St James's Park is described in Dickens's Dictionary of London:
'St James’s Park joins the southeast corner of the Green-park, and is little more than an enclosed garden, nearly half of which is occupied by a shallow piece of ornamental water, ... The Mall, a broad walk planted with elms, limes, and planes, runs along the north side ... On the east side is the parade-ground of the Horse Guards ... One of the oddest sights in London is afforded by the colony of gingerbread and sweetstuff stalls in the north-east corner of the park, at the back of Carlton House-terrace. There is a large consumption of curds and whey, and of milk fresh from the cow, at these primitive restaurants, and the cows which are tethered to the stalls give an air of reality to the promises of their proprietors.' 8
Views of St James's Park tend to include the surrounding buildings that distinguish it from other sites. An etching by Wenceslaus Hollar (1607-1677), Summer (1644), shows a woman in profile against a background view of St James's Park looking towards Whitehall; this was in the collection at the British Museum Print Room by 1850. 9 Whistler would also have known Thomas Gainsborough's painting The Mall in St James's Park (1783, The Frick Collection) - exhibited in the Royal Acemy in 1876 - with its vista of shimmering silk and muslin-clad women and excited dogs, strolling on the walks under the mature trees.

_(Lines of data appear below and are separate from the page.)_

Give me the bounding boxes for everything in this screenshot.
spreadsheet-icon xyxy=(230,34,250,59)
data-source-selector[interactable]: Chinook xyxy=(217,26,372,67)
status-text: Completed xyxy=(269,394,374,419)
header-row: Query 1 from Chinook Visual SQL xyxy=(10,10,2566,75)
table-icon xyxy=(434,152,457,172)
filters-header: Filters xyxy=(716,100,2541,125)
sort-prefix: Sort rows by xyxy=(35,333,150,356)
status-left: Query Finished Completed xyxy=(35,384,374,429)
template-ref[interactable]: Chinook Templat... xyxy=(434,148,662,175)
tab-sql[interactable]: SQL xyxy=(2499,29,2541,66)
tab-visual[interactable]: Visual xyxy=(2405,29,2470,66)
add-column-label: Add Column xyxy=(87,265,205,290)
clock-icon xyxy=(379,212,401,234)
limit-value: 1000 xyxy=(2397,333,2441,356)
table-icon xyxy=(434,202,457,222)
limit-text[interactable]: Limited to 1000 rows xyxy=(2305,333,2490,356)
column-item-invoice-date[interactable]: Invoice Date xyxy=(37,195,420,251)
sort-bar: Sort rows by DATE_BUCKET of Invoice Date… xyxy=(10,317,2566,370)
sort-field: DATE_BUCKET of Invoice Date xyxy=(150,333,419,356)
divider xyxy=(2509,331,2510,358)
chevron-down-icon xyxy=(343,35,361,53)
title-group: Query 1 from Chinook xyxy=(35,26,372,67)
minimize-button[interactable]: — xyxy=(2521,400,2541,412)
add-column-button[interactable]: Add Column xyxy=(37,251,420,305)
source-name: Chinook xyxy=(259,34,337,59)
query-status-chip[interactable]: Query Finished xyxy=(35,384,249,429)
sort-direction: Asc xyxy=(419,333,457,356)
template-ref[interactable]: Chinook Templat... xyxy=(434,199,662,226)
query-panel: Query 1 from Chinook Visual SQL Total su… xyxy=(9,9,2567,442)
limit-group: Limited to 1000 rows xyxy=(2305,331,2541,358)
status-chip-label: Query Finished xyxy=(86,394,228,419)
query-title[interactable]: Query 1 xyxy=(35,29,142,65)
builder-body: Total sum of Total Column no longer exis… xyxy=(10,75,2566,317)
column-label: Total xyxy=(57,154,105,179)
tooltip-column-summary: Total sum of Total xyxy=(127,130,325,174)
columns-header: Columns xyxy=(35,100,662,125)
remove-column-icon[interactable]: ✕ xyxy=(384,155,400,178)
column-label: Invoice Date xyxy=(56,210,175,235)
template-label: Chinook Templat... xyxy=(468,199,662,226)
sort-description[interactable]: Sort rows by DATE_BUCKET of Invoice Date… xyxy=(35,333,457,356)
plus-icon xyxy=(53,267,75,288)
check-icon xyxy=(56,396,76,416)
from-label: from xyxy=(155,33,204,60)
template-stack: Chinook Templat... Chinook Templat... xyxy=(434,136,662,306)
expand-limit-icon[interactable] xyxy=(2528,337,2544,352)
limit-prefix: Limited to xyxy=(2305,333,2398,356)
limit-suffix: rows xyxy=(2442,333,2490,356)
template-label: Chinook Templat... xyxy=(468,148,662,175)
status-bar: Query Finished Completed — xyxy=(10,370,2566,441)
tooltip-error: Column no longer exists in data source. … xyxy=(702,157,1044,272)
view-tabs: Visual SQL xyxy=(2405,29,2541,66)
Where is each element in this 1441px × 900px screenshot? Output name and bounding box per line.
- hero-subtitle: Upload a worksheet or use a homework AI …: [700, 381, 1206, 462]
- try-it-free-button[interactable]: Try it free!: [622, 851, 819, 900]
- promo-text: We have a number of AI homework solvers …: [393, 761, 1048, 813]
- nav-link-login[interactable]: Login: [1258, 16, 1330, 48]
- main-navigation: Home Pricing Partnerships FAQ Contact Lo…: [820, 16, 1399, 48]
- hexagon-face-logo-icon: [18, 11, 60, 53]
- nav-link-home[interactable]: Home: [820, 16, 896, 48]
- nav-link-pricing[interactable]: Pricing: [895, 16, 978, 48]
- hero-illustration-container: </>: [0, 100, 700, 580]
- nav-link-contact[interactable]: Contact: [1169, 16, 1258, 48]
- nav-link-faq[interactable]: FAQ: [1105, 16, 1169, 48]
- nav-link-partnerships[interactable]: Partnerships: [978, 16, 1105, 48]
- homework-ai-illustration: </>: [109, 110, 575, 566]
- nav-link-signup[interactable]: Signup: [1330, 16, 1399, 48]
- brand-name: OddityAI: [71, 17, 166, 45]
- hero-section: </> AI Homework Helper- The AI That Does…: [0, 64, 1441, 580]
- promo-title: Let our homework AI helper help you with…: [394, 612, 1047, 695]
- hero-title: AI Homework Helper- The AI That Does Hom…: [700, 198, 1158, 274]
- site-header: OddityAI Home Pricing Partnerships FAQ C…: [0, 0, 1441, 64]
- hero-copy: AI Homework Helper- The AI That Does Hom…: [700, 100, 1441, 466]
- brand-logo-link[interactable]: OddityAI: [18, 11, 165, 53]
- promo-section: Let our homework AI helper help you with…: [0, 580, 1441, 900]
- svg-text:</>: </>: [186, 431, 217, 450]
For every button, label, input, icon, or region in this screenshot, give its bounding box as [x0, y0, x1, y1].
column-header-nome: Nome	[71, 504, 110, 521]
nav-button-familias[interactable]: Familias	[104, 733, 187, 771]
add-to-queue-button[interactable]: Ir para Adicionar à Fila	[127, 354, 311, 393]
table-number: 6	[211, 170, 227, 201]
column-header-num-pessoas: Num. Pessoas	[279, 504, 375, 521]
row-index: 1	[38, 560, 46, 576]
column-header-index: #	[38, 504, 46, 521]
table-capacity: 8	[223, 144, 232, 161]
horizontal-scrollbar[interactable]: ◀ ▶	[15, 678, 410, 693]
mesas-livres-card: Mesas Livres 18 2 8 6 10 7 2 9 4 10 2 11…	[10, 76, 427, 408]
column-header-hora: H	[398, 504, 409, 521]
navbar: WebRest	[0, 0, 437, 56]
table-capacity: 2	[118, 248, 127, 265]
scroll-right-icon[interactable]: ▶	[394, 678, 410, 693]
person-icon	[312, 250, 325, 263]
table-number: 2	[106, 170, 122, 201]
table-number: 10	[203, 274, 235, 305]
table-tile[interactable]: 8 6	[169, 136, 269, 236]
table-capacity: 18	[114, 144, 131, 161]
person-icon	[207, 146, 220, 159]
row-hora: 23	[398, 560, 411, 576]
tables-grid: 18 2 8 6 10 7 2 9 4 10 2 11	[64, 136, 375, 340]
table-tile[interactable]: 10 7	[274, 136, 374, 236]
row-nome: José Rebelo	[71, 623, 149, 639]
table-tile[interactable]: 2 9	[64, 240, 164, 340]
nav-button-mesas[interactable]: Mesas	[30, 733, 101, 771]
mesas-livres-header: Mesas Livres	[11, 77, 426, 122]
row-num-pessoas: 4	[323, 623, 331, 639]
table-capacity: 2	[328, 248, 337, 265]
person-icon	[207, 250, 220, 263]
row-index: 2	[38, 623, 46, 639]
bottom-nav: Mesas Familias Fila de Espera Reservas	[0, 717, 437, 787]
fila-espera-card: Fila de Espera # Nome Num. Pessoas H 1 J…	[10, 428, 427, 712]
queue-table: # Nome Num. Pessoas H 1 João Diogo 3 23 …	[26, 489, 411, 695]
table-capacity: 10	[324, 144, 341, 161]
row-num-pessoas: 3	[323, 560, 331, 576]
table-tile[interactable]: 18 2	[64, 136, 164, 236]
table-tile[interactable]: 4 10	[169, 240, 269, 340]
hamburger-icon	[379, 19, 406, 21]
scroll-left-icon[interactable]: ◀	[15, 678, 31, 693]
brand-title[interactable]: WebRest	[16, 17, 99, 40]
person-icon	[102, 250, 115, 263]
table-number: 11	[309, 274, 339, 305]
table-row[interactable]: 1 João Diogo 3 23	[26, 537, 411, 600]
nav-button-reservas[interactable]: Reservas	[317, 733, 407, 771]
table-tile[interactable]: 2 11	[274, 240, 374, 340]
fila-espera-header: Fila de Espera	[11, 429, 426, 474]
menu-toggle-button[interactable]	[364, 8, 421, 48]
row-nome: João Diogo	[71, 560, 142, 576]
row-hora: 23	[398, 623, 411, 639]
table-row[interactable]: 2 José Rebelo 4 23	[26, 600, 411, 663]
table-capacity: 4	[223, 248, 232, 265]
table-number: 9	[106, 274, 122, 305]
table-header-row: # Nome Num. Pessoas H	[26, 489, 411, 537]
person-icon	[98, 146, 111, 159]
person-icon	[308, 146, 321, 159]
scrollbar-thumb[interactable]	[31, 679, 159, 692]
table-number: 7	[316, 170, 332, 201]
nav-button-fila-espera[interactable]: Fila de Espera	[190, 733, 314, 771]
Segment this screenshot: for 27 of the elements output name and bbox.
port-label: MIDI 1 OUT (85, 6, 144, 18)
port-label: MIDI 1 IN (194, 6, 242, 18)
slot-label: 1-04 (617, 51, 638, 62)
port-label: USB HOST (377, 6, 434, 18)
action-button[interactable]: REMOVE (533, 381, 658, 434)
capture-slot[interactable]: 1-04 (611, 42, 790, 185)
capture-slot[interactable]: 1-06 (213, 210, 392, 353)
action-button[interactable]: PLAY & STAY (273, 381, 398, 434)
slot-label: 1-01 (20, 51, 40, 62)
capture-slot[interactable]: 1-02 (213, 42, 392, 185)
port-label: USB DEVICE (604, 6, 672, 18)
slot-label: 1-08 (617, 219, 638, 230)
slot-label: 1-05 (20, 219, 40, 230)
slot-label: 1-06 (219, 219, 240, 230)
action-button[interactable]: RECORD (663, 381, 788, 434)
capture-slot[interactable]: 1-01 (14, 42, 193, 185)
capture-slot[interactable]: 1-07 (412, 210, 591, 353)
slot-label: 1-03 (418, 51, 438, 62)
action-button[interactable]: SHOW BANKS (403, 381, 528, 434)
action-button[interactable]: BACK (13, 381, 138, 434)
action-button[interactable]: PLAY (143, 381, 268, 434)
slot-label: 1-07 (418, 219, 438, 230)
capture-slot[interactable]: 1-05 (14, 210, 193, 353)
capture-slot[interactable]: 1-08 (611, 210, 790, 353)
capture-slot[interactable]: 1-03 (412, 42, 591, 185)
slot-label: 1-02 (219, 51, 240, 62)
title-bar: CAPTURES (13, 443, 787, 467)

9: 1850,0223.432. See http://www.britishmuseum.org/ research/ search_the_collection_database

DISCUSSION

Whistler etched several of the London parks, and later the Paris parks. In London he etched Greenwich Pensioner 040, Greenwich Park 041, Gray's Inn Place 281, The Young Tree 285, The Steps, Gray's Inn 282 and The Long Seats, Gray's Inn 283. Paris views included Balustrade, Luxembourg Gardens 465, The Band, Luxembourg Gardens 466, The Pantheon from the Terrace, Luxembourg Gardens 473, Café Luxembourg 436, Polichinelle, Jardin du Luxembourg 467, The Little Terrace, Luxembourg Gardens, No. 2 444, Little Terrace, Luxembourg Gardens 443, Bébés, Jardin du Luxembourg 463 and Under the Statue, Luxembourg Gardens 464.